The City Council has ordered a second independent investigation into allegations that city building officials performed inadequate inspections on a luxury subdivision.
The council has hired Melvyn Green, an El Segundo structural engineer, to examine city inspection records and to inspect alleged building flaws in the Crownpointe development at Phillips Ranch.
The first consultant, Robert Sullivan, a retired Upland building official, told city officials in a written report last month that dates on city inspection records were incorrect, stucco coatings on at least two recently built homes were cracked, one stove was improperly vented, and drainage channels were left open, posing a threat to children.
Not Done in Depth
Sullivan acknowledged in the report that his investigation was "not done in a great deal of depth" but that record-keeping problems are "not uncommon" among building inspectors. Sullivan added that structural deficiencies in the homes were the fault of the builder, not the city inspectors.

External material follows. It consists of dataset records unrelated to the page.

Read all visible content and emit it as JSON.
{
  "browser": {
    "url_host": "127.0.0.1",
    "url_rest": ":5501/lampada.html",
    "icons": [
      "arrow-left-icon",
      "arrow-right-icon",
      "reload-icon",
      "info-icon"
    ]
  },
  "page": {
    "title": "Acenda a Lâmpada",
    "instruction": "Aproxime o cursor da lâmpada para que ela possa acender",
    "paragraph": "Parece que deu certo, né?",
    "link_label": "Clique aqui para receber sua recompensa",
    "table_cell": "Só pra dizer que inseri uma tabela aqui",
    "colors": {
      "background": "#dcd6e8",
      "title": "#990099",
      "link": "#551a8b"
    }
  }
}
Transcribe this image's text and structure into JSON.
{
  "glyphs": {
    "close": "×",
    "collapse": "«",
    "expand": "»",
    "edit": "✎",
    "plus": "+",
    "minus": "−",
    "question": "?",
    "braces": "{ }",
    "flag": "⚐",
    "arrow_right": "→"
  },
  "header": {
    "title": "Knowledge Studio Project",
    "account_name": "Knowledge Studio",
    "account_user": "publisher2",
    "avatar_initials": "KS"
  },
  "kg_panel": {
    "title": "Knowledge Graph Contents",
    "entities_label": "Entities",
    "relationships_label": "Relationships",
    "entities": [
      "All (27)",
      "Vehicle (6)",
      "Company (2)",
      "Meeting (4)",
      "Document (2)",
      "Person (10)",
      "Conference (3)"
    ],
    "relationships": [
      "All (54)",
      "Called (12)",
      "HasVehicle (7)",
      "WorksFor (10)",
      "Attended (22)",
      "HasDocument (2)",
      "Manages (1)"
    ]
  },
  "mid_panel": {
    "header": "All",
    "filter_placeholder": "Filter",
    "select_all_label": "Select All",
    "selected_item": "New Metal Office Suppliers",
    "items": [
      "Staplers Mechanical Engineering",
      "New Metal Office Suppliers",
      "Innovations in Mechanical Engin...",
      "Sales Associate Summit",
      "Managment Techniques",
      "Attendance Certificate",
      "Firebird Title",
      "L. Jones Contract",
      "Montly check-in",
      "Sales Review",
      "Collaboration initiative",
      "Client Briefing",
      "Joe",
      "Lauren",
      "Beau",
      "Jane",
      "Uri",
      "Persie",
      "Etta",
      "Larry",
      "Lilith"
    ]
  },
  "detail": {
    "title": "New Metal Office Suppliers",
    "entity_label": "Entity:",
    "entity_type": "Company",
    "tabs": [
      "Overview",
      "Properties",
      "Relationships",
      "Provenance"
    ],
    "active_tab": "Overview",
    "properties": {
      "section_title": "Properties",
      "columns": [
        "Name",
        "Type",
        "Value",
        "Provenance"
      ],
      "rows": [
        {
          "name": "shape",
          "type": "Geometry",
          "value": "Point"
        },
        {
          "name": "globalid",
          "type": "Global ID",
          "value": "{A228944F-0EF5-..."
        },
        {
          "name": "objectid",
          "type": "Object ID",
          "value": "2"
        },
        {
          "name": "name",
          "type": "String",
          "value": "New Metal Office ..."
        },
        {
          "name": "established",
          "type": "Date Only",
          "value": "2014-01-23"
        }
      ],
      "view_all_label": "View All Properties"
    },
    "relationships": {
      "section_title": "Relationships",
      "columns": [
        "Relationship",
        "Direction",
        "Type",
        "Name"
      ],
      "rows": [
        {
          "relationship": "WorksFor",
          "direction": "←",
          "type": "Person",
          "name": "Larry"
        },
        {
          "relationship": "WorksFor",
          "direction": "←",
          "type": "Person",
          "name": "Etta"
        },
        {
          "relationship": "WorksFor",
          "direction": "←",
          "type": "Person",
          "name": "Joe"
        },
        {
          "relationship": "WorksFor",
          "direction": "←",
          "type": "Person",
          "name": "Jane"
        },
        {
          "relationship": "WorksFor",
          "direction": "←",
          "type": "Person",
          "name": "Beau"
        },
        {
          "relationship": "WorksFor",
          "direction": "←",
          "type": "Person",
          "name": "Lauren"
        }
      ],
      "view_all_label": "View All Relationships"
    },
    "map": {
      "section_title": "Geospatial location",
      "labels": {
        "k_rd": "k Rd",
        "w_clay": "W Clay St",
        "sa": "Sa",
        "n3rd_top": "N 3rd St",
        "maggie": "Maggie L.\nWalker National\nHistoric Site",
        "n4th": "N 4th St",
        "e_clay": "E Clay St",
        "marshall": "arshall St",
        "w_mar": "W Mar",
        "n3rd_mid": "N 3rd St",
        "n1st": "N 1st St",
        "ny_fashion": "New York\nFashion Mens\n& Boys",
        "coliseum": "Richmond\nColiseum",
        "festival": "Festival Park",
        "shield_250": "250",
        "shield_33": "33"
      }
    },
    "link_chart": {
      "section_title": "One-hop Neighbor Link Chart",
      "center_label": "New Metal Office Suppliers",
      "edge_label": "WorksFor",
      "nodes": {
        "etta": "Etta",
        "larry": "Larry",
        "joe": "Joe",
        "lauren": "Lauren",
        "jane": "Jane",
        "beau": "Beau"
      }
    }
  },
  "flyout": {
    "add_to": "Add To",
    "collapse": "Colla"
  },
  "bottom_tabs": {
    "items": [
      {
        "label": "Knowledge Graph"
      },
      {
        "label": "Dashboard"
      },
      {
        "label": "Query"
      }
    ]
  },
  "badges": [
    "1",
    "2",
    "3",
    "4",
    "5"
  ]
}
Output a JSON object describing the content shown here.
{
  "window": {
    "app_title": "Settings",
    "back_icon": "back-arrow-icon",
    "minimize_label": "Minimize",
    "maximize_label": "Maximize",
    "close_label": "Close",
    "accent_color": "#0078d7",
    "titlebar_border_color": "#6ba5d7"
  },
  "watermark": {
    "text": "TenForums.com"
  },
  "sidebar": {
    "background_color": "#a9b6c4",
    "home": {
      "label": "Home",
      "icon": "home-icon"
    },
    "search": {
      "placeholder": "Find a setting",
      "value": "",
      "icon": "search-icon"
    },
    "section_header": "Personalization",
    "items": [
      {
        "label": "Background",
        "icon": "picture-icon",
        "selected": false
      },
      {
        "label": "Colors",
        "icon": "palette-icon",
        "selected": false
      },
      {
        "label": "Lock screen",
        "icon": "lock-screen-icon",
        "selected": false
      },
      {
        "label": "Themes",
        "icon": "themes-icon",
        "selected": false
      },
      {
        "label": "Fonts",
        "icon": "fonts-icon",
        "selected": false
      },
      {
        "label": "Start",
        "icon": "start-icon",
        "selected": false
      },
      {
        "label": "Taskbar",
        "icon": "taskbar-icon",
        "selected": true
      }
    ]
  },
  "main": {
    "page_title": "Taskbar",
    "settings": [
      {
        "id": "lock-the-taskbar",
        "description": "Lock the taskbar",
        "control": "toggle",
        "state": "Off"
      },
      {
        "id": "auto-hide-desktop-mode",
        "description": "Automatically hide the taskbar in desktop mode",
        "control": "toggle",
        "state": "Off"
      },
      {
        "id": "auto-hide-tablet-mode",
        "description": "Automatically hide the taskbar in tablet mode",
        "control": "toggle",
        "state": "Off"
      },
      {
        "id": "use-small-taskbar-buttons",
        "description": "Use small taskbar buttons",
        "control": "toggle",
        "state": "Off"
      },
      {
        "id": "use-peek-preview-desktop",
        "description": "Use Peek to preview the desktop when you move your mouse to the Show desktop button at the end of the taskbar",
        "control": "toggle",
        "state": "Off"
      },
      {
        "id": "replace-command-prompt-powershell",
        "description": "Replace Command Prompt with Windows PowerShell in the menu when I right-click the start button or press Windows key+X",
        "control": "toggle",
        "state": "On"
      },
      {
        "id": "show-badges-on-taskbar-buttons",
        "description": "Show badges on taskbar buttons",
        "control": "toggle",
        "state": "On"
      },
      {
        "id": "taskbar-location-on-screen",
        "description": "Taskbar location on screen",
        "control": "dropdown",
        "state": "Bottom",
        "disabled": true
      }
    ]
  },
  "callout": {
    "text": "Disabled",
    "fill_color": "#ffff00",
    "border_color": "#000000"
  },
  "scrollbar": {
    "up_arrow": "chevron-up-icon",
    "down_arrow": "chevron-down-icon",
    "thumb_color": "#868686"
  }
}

However, the council authorized a new investigation after two Crownpointe residents complained that Sullivan's survey was inadequate. Sanford A. Sorensen, Pomona's director of community development, said the residents' dissatisfaction with Sullivan's report was the primary reason the city is seeking a second opinion.
Homeowners Mike Daniel and Greg Tuttle told the council last week that Sullivan gave their homes only a cursory inspection and did not address several potential fire hazards, such as the substitution of plastic piping for metal inside a fire wall in Tuttle's home, a violation of the city building code.
Cracks in Stucco
Daniel and Tuttle say they noticed the problems shortly after moving in last fall. Large cracks in the outside stucco coating and the absence of fire safety features prompted the two to examine city inspection records. They brought discrepancies in the records to the council's attention in January. The city then hired Sullivan to investigate.
But Tuttle and Daniel told the council that the homes were full of hazards that city inspectors should have noticed. Bill Zaremba, the inspector who was responsible for their homes, has admitted that he overlooked a blocked broiler vent in Tuttle's home and made errors in record keeping. But Zaremba has also said the houses are essentially safe.
Sorensen said Sullivan probably would be paid less than the maximum of $3,000 that the council approved for Green.
'Could Have Gone Further'
"I didn't see much fault with the first report," Green said, "but I felt it could have gone further."
Green said he will try to establish whether the builder or the inspectors should be blamed for the construction flaws.
Six of the 42 homes in Crownpointe are inhabited and about half are ready for occupancy. The rest are at various stages of completion.
The tract's builder, Valinda Development Co., went out of business before finishing the project last year. Valinda was a joint venture of San Marino Savings & Loan Assn., which was placed in receivership in February, 1983, and developer John Martin.